Raymond Radiguet prétendait que c'est par la lecture des mauvais livres qu'on apprend à écrire. C'est peut-être, même s'il y a quelque ingratitude à le dire, la raison qui nous a poussé à lire jusqu'au bout, en prenant des notes, le dernier roman de Dominique Muller, Lire la notice et vivre ensuite. Entendons-nous : on ne saurait dire que ce livre est mal écrit. Le style est alerte, enlevé, classiquement économe en adverbes, en épithètes et en subordonnées. Ce qui nous a déplu d'emblée c'est plutôt cette écriture uniformément joyeuse, pimpante et débordante d'idées, de métaphores, de bons mots, de zeugmes, d'opinions tranchantes et paradoxales, de traits d'esprit. Une écriture d'éditorialiste ("un regard à accélérer la fonte des glaces", "une éducation aussi frugale qu'un repas sans fromage ni dessert", "un homme au passé plus lourd qu'un sac à dos de scout"...). Peut-être l'usage de la première personne du singulier aggrave-t-il la situation, en donnant l'impression d'un interlocuteur qui en fait trop, prompt à dégainer son avis bien tranché sur : les sciences physiques, les boules à neige, la bonde fermée des lavabos (!), le mot "résilience", etc. Un style qui s'agite, gesticule, dont la pétulance a tôt fait de lasser et de sonner faux. Et s'excusant même, au besoin, par des clins d'oeil ironiques : "et tant pis si je file la métaphore, cette béquille de poète du dimanche".

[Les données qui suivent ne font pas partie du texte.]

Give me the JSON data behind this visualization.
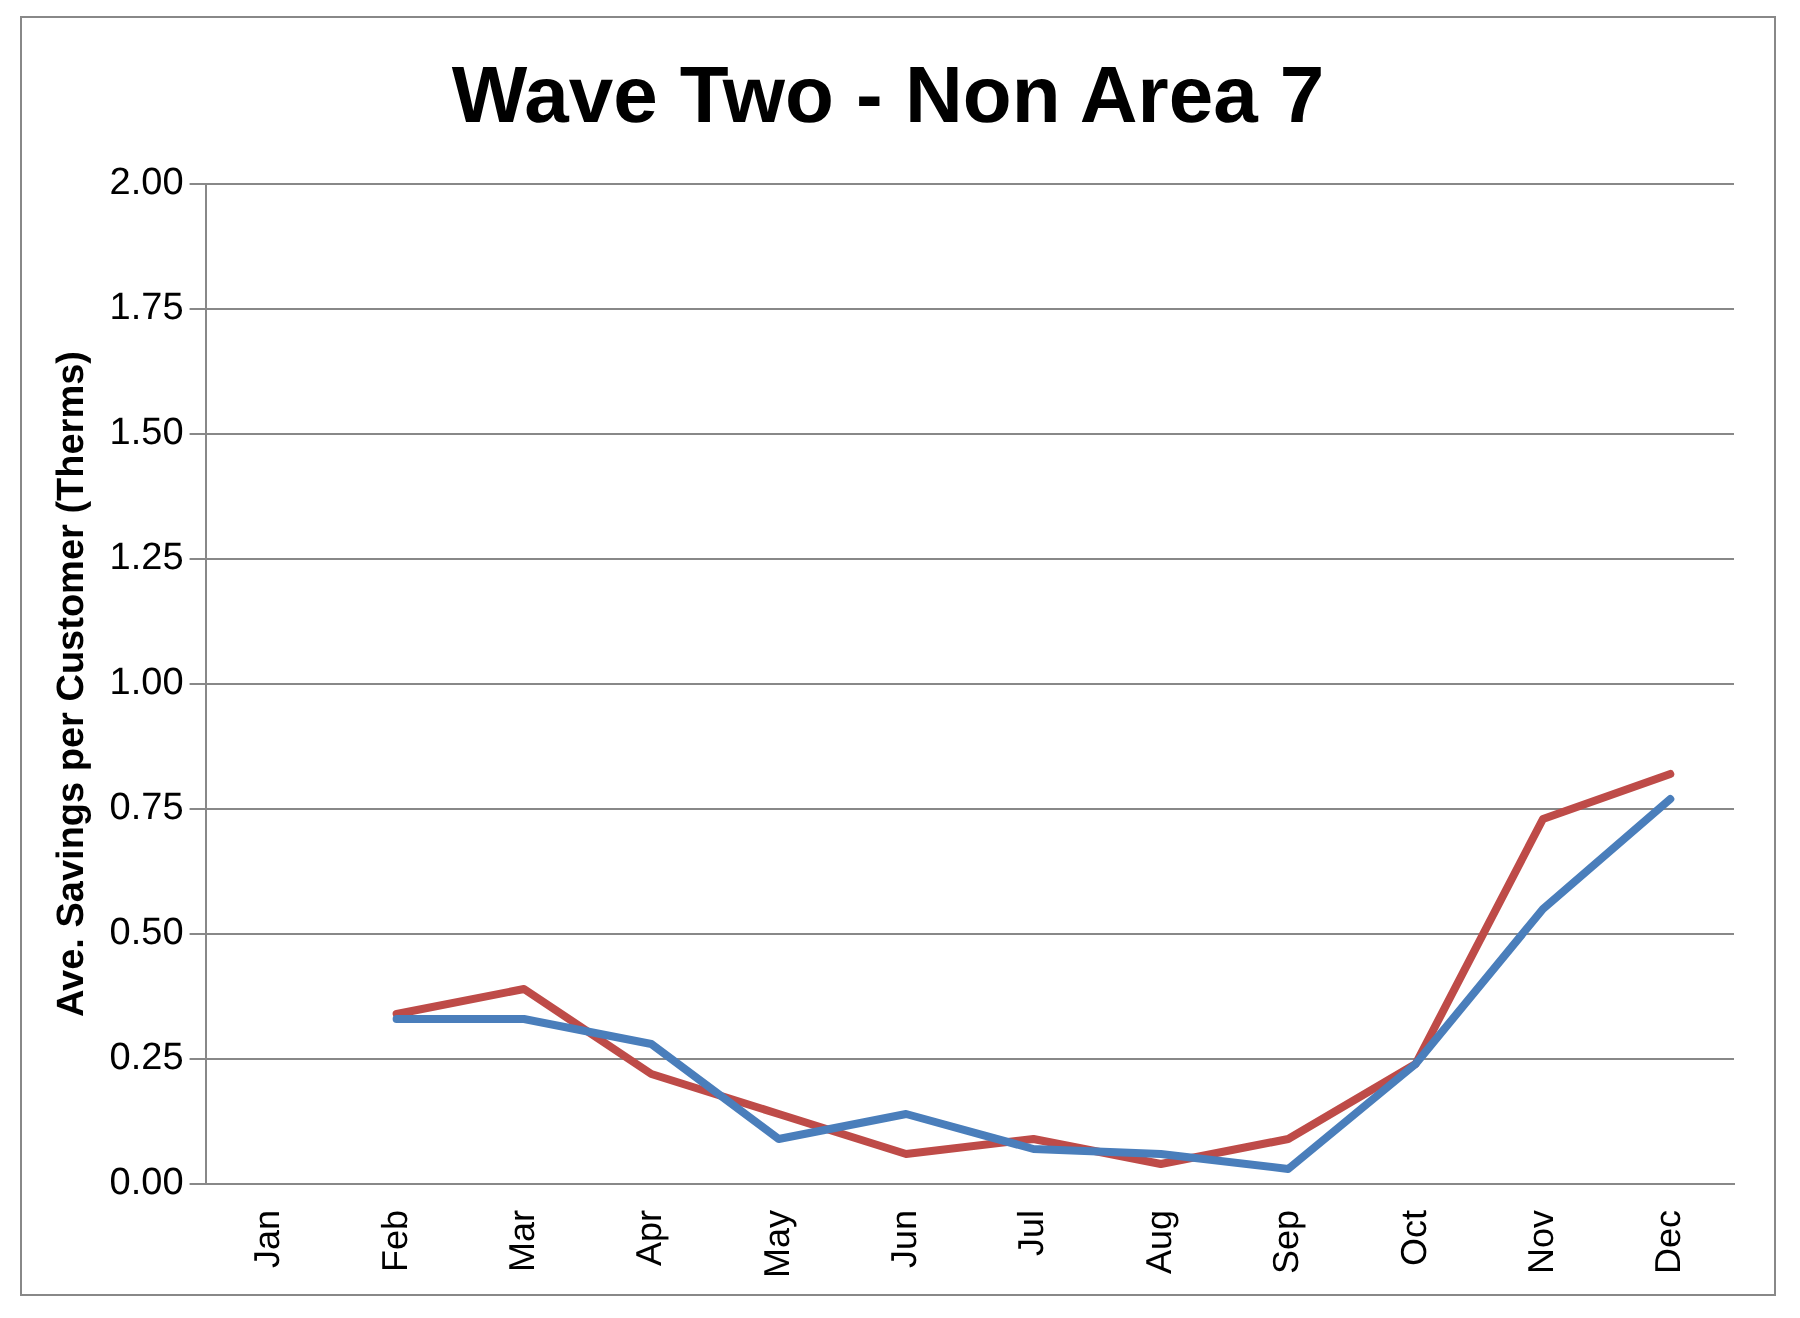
{
  "chart_data": {
    "type": "line",
    "title": "Wave Two - Non Area 7",
    "ylabel": "Ave. Savings per Customer (Therms)",
    "categories": [
      "Jan",
      "Feb",
      "Mar",
      "Apr",
      "May",
      "Jun",
      "Jul",
      "Aug",
      "Sep",
      "Oct",
      "Nov",
      "Dec"
    ],
    "series": [
      {
        "color": "#4a7ebb",
        "values": [
          null,
          0.33,
          0.33,
          0.28,
          0.09,
          0.14,
          0.07,
          0.06,
          0.03,
          0.24,
          0.55,
          0.77
        ]
      },
      {
        "color": "#be4b48",
        "values": [
          null,
          0.34,
          0.39,
          0.22,
          0.14,
          0.06,
          0.09,
          0.04,
          0.09,
          0.24,
          0.73,
          0.82
        ]
      }
    ],
    "ylim": [
      0,
      2
    ],
    "yticks": [
      {
        "value": 0,
        "label": "0.00"
      },
      {
        "value": 0.25,
        "label": "0.25"
      },
      {
        "value": 0.5,
        "label": "0.50"
      },
      {
        "value": 0.75,
        "label": "0.75"
      },
      {
        "value": 1,
        "label": "1.00"
      },
      {
        "value": 1.25,
        "label": "1.25"
      },
      {
        "value": 1.5,
        "label": "1.50"
      },
      {
        "value": 1.75,
        "label": "1.75"
      },
      {
        "value": 2,
        "label": "2.00"
      }
    ],
    "grid": "y",
    "legend": false,
    "marker": "none",
    "line_style": "solid"
  }
}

De loin en loin, une poignée de motifs récurrents tisse une lâche cohérence à l'ensemble : la chaleur à rendre fou, la nymphe Pytis, Mallarmé, l'adverbe "bref", les guêpes, les noms savants de fleurs. Dominique Muller (la voix des "Papous dans la tête", l'émission culte de France-culture) frôle la lisière de la littérature sans jamais la franchir : "Clair comme de l'eau de roche, d'une netteté trop transparente pour être perçue par la foule des vibrions tragiques épris de tumulte, de goualantes, d'indignations spectaculaires."
Le pitch : Sabine Lachenay, auteur de roman sentimentaux "mâtinés de faits de société", vivant à Venise (comme l'auteur), nous narre son histoire avec trois hommes, surnommés, chemin faisant, Roch, Rocco et Rocky. Et nous raconte l'histoire d'un drame qui arrive sans crier gare, sans raison. Sans doute, le plus grand regret est ce titre excellent et usurpé : "Il se trouve que vivre, avec ce que ça implique d'incohérence et d'improvisation, ça se surmonte par la pratique, à la petite semaine, au petit bonheur, non en se rapportant aux directives d'un vaste plan de nettoyage d'ensemble". Seulement voilà : cette brillante idée de roman, hélas, ne sera pas exploitée. On chercherait vainement, à part dans ce bref extrait, l'argument annoncé par le titre.